A huge $7m of that gap relates to the club wages of USWNT players, which are paid by US Soccer and not their NWSL teams. That is not a bonus or a wage gifted to players by US Soccer; it is something that clubs would have to pay regardless and thus acts as a club compensation, part of the investment of the governing body into the domestic league.

During the 2010-2018 period, the USWNT won two World Cups and played 190 games to the men’s 151, with a 79% win rate to 51%. This made the statement by US Soccer on the breakdown of talks accusing the representatives of the players of being too aggressive and misleading the public all the more ironic. It said: “Unfortunately, instead of allowing mediation to proceed in a considerate manner, plaintiffs’ counsel took an aggressive and ultimately unproductive approach that follows months of presenting misleading information to the public in an effort to perpetuate confusion.”

Unfortunately for US Soccer, the general public are far from confused and with public support for the players continuing to gather momentum and the gender discrimination lawsuit heading for a jury trial following the breakdown in mediation, this could be a decisive factor.

Aiming the question “what if you lose?” at US Soccer would be far more interesting, because should it lose, an appeal would be hugely unpopular. Having hired lobbyists to argue that it pays the women fairly, it seems the not-for-profit governing body is firmly wedded to the idea that it is in the right.

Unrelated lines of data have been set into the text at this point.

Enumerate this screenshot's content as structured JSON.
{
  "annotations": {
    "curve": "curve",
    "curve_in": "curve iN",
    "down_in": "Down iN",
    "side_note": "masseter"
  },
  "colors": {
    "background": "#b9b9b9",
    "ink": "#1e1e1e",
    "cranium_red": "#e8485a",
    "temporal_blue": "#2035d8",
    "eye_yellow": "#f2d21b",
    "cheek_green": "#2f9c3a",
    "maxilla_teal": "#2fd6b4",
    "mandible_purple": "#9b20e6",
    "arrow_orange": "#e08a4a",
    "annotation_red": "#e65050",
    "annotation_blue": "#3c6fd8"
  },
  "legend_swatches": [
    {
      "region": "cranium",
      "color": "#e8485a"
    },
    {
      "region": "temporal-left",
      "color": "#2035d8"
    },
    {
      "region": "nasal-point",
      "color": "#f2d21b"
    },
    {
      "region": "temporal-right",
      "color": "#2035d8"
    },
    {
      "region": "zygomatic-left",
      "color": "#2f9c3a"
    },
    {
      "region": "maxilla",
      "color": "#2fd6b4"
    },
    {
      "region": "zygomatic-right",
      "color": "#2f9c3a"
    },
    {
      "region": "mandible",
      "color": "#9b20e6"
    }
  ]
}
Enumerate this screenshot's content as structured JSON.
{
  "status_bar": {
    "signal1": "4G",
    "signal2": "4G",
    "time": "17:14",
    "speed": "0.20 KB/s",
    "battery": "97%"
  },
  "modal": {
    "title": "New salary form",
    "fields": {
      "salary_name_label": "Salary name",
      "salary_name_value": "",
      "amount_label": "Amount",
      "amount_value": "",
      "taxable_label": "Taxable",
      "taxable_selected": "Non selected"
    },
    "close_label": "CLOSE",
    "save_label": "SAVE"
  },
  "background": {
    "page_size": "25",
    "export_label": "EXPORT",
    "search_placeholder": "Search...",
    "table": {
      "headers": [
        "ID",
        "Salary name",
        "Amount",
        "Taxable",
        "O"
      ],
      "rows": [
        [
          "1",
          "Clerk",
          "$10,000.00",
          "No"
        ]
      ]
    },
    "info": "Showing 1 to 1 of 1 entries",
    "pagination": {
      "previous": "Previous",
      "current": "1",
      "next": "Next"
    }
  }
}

Thus far, the players have held back from threatening or taking strike action, a tactic used elsewhere, such as by the Republic of Ireland women’s team in 2017, and the Denmark women’s national team that same year – who sat out two fixtures, including a World Cup qualifier to Sweden, before missing out on qualification via a play-off place, their sacrifice having ultimately cost them a shot at automatic qualification.

For now, the USWNT have not had to go down that route, but should US Soccer continue to dig in its heels against a tidal wave of opposition, eventually the team might be forced into the previously unthinkable.